LESSON 8: Why And How The 1 Rule Works
Apparently our brain is hardwired to answer questions. When we are asked a question, or
when we ask ourselves a question, our brain immediately begins searching for an answer.
The 1 Rule is like asking our brain a question, so it immediately begins searching for an
answer. The problem, trouble or conflict is the source of the question.
We ask two primary questions: “How we can find agreement?” and “What is really
important to me in this situation?”
Self-Determined Kids
Another important element in why the 1 Rule works is what is commonly referred to as, “I
want my children to live their own lives.” I wanted my children be happy, to feel good, but I
also wanted them to be self-determined, to figure out for themselves what they wanted,
how they wanted things to be.
I finally created the simple doorway to all my work...and it turns out to be the path I
walked. This is how I raised my kids, once I decided never to force them to do what they
did not want to do. This was how I treated the kids I worked with.
Try it.
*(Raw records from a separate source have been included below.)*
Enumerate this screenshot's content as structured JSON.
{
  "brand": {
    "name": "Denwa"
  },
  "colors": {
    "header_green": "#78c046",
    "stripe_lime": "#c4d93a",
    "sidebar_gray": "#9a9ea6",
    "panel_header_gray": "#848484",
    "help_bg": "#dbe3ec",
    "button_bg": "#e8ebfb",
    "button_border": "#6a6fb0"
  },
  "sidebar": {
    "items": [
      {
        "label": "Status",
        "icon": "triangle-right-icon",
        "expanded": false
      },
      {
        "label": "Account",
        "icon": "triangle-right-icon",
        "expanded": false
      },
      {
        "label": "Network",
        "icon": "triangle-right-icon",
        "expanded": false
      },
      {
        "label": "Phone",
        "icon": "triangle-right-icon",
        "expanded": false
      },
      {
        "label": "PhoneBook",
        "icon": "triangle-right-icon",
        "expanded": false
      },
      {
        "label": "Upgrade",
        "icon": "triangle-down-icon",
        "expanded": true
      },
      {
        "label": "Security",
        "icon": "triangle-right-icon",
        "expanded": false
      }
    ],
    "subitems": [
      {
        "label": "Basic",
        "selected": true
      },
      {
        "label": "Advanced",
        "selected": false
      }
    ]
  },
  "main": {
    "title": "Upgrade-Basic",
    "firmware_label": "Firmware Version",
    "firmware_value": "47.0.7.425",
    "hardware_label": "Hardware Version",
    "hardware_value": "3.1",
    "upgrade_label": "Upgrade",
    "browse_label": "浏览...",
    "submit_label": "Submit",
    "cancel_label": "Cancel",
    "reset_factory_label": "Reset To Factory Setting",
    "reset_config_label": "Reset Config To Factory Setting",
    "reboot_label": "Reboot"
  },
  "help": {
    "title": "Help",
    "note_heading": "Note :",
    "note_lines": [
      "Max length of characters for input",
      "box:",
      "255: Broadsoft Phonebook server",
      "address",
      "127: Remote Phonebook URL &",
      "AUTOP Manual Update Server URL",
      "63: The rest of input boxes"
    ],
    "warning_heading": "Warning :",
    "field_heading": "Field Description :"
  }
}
You'll see how great it works!
Questions
1. When you have a problem, trouble or a conflict with your kids, ask yourself the two
primary questions: “How can we find agreement?” “What is really important to me here?”
2. Ask yourself to think of times you have discovered agreement in the past, even when
you have come to an agreement with yourself, when you wanted things that seemed in
conflict.
3. Think of possible agreements you might come up with for any problem areas.
4. Think of any situations in your life and what is important to you, what is non-negotiable
and what is negotiable, for each situation.
5. Use “I want my kids to live their own lives” as a journal prompt. Write what comes to
mind.
6. How do you think the 1 Rule helps kids be self-determined?